How are you challenging yourself as a writer, as a rapper? Do you write?


SWG: Nah, I just go in there and say whatever. Afterward, I’ll listen and there will be a story to it. So it came from the heart for real, because I don’t think of this shit. I don’t be knowing what I’m saying ‘til it’s done. That’s some shit I’m feeling but don’t even know that I’m feeling. But I want to improve the messaging, the topics. See, I use music to get through dark times in my life. I know there are lots of people in the world that need music for these moments. They don’t be knowing the words to say, but if I can help a person say it, then I’m doing my job.


What’s the plan like for the rest of the year?


SWG: More hits for sure, a few plaques. There are a few festivals I want to do, and I want to break my sound more. Because I still have a lot of work to do. The live shows been crazy, all my shows been crazy packed. Most of em sold out. They’re trying to book me left and right.


Where do you want to go?


SWG: Dubai. I dunno why, but I’ve always wanted to go. It’s something I want to experience, their culture and how they live over there. I’m only 24, so I have a lot of learning to do, a lot of growth still.

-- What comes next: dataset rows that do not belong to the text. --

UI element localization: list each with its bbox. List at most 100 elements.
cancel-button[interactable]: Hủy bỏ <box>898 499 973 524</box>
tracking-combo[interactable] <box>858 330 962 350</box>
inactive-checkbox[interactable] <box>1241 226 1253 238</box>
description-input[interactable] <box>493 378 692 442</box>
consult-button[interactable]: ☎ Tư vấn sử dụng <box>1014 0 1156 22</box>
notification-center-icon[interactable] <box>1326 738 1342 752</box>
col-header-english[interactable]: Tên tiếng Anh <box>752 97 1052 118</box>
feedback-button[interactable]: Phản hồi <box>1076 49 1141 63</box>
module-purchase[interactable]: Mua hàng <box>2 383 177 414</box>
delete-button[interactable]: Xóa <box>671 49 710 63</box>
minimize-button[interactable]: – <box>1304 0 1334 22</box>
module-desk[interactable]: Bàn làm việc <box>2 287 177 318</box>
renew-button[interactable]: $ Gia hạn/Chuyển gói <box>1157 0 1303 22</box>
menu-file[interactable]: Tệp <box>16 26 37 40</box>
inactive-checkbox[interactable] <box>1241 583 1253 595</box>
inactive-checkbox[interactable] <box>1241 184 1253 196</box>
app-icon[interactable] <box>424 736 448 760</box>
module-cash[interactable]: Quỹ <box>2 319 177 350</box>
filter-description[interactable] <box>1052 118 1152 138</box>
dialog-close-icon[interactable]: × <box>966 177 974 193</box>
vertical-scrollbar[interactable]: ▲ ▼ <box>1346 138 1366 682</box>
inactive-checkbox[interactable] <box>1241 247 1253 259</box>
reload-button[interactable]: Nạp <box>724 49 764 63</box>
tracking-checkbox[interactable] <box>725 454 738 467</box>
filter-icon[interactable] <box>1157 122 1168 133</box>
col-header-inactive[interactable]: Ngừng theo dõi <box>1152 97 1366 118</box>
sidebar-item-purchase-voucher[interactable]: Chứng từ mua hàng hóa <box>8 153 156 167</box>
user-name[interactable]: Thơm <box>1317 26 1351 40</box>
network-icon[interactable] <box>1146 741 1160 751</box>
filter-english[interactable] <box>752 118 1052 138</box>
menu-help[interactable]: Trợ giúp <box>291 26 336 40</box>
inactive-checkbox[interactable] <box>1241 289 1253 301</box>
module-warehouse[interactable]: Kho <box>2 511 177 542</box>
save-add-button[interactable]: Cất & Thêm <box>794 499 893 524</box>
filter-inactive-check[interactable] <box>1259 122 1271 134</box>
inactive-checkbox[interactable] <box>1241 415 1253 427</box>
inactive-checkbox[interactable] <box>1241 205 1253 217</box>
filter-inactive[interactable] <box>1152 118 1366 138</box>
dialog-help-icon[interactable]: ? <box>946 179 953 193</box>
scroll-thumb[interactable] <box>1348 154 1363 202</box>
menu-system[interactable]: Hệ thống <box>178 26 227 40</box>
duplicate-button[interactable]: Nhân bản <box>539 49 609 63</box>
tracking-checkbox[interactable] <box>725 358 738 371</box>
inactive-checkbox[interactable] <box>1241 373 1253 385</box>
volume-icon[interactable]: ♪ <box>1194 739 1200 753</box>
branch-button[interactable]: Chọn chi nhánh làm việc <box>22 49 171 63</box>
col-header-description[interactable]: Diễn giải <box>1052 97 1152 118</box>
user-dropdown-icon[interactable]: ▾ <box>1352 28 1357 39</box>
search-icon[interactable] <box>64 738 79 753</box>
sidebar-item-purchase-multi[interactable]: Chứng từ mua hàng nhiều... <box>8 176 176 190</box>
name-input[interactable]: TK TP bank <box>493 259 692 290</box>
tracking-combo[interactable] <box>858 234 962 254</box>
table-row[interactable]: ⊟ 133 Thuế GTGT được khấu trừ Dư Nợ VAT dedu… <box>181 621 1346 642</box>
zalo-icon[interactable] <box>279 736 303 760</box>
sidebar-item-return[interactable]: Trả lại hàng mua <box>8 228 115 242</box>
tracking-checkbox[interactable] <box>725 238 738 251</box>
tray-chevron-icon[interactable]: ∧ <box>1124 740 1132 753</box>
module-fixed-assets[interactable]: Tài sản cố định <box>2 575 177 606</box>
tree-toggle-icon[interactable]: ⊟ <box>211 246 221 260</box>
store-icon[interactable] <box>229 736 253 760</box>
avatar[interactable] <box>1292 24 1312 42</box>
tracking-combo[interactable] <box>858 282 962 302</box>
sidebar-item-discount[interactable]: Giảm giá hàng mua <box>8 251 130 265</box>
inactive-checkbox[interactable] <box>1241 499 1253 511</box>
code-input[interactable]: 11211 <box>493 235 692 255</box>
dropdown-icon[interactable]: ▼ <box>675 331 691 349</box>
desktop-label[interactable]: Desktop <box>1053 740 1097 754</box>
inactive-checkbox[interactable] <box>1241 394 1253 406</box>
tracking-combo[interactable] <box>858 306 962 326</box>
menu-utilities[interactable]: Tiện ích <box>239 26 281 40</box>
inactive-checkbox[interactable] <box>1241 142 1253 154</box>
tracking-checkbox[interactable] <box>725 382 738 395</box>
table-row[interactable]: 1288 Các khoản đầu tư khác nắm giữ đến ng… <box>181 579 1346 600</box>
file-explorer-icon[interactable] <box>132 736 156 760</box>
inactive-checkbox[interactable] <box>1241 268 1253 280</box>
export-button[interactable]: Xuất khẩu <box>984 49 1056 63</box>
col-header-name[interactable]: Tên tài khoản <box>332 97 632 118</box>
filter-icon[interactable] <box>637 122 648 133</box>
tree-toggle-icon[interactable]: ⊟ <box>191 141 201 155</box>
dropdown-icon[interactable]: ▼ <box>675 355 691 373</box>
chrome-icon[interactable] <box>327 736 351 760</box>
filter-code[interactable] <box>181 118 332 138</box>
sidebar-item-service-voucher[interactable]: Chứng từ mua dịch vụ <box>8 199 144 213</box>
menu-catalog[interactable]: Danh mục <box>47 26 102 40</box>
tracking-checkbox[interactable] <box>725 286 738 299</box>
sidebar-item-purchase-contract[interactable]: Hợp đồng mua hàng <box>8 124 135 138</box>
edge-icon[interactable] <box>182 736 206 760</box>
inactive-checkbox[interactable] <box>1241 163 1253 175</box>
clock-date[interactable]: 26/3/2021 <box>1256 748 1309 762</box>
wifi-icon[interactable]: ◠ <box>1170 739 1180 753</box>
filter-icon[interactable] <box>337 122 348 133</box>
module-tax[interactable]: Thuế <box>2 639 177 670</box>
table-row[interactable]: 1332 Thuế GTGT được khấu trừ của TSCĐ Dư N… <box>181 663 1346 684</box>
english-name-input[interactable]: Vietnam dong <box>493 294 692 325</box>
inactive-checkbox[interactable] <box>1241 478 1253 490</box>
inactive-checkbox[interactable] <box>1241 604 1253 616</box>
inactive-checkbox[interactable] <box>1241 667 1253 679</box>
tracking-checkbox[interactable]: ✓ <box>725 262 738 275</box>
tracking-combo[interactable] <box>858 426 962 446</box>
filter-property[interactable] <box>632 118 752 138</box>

Has it been hard raising your son throughout all this?


SWG: It’s been hard, because I hate being away from my son. That’s my twin, for real. But it’s been cool that I made it before he was even old enough to know hardship and struggle like I did. So I know I’m making it for him. When I’m not doing these promo tours or networking or recording, I’m with my son. I try to give all my personal time to him, don’t do nothing else but be with my son. He’s a smart kid, he’s learning how to walk now. But his personality is just like mine, it’s me in a baby body.


What do you mean?


SWG: I’m a Capricorn, which says we’re nonchalant or whatever. He’s not a Capricorn, but he’s still got that chill. He smiles a lot, and I smile a lot.


You always smile a lot?


SWG: Yup. Always been smiling. Even when I was locked up. Smiling is just normal for me.


What gets you mad?


SWG: With everything I’ve been through, it takes a lot to make me mad. My baby mama knows how to make me mad, and my mom, and my son, that’s crazy. Them three really know how to make me mad, but outside that, no one really can.


Before the next chapter starts, as you keep alluding to, what do you want people to remember? Maybe let’s use this as a note to yourself looking back years later.


SWG: I’mma always be humble, but I want people to remember I was humble. I just need to keep making people believers, I can’t stop doing that. With this next project in May, Comer [pronounced Come Here], I’m trying to bring people into this new wave of sound. I see myself over here and the rest of the world over there. I see them looking up to the wave that’s going on in the music industry currently. This is me telling them to COMER, raw sounds and hard beats. We’ve got a lot over here, man.